Brésil – Norvège : la fin d’une ère
Le Brésil a été éliminé en huitièmes de finale de la Coupe du monde 2026 par la Norvège, sur le score de 2-0. Erling Haaland a inscrit un doublé, offrant aux Scandinaves une place en quarts de finale aux dépens de la Seleção. À l’issue de la rencontre, Neymar, inconsolable, a quitté la pelouse en larmes, mettant vraisemblablement un terme à sa carrière en Coupe du monde. L’attaquant brésilien, qui disputait son quatrième Mondial, n’a jamais réussi à soulever le trophée.
Angleterre – Mexique : un exploit héroïque
Dans le même temps, l’Angleterre a composté son billet pour les quarts de finale dans des conditions extrêmes.
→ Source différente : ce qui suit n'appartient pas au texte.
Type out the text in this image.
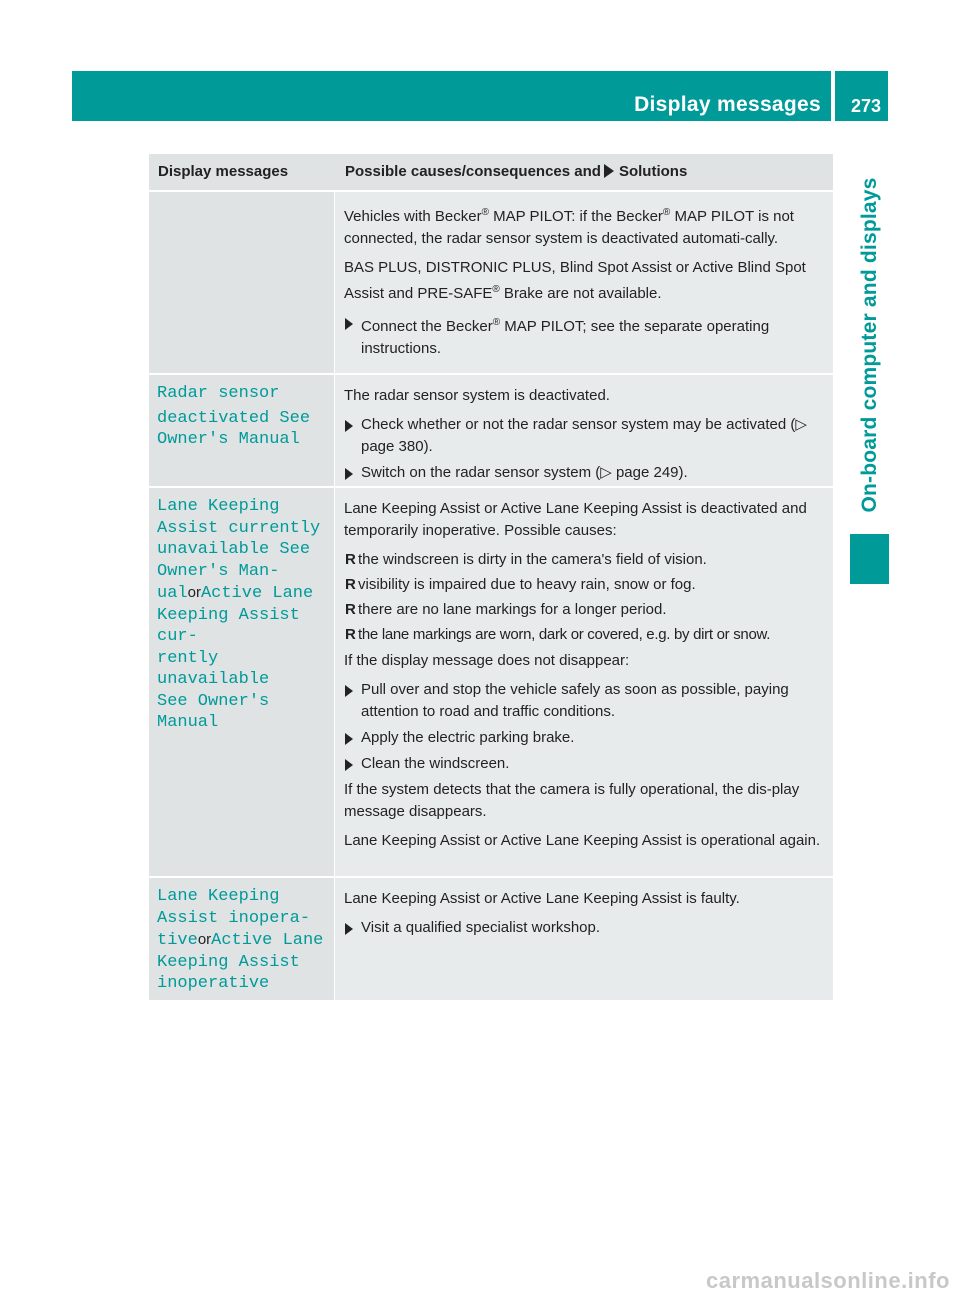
Display messages 273
On-board computer and displays
Display messages	Possible causes/consequences and Solutions

Vehicles with Becker® MAP PILOT: if the Becker® MAP PILOT is not connected, the radar sensor system is deactivated automati-cally.

BAS PLUS, DISTRONIC PLUS, Blind Spot Assist or Active Blind Spot Assist and PRE-SAFE® Brake are not available.

Connect the Becker® MAP PILOT; see the separate operating instructions.
Radar sensor
deactivated See
Owner's Manual

The radar sensor system is deactivated.

Check whether or not the radar sensor system may be activated (▷ page 380).
Switch on the radar sensor system (▷ page 249).
Lane Keeping
Assist currently
unavailable See
Owner's Man‐
ualorActive Lane
Keeping Assist cur‐
rently unavailable
See Owner's Manual

Lane Keeping Assist or Active Lane Keeping Assist is deactivated and temporarily inoperative. Possible causes:

R the windscreen is dirty in the camera's field of vision.
R visibility is impaired due to heavy rain, snow or fog.
R there are no lane markings for a longer period.
R the lane markings are worn, dark or covered, e.g. by dirt or snow.

If the display message does not disappear:

Pull over and stop the vehicle safely as soon as possible, paying attention to road and traffic conditions.
Apply the electric parking brake.
Clean the windscreen.

If the system detects that the camera is fully operational, the dis-play message disappears.

Lane Keeping Assist or Active Lane Keeping Assist is operational again.

Lane Keeping
Assist inopera‐
tiveorActive Lane
Keeping Assist
inoperative

Lane Keeping Assist or Active Lane Keeping Assist is faulty.

Visit a qualified specialist workshop.
carmanualsonline.info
Réduite à dix pendant une grande partie du match, la sélection anglaise a résisté aux assauts répétés du Mexique dans l’enceinte mythique de l’Azteca. Les joueurs de Gareth Southgate ont fait preuve d’une rare solidarité défensive pour s’imposer et rejoindre la Norvège dans le tableau final.
Polémique autour de Balogun : l’ombre de Trump plane sur la Fifa
Un autre fait marquant agite le Mondial : la Fifa a suspendu dimanche le carton rouge qui devait priver le meilleur buteur américain Folarin Balogun du huitième de finale entre les États-Unis et la Belgique. Selon les informations recueillies, cette décision surréaliste aurait été précédée d’un appel du président américain Donald Trump à Gianni Infantino, le président de la Fifa, pour demander un réexamen de la sanction. L’instance dirigeante du football mondial n’a pas commenté officiellement ce coup de fil.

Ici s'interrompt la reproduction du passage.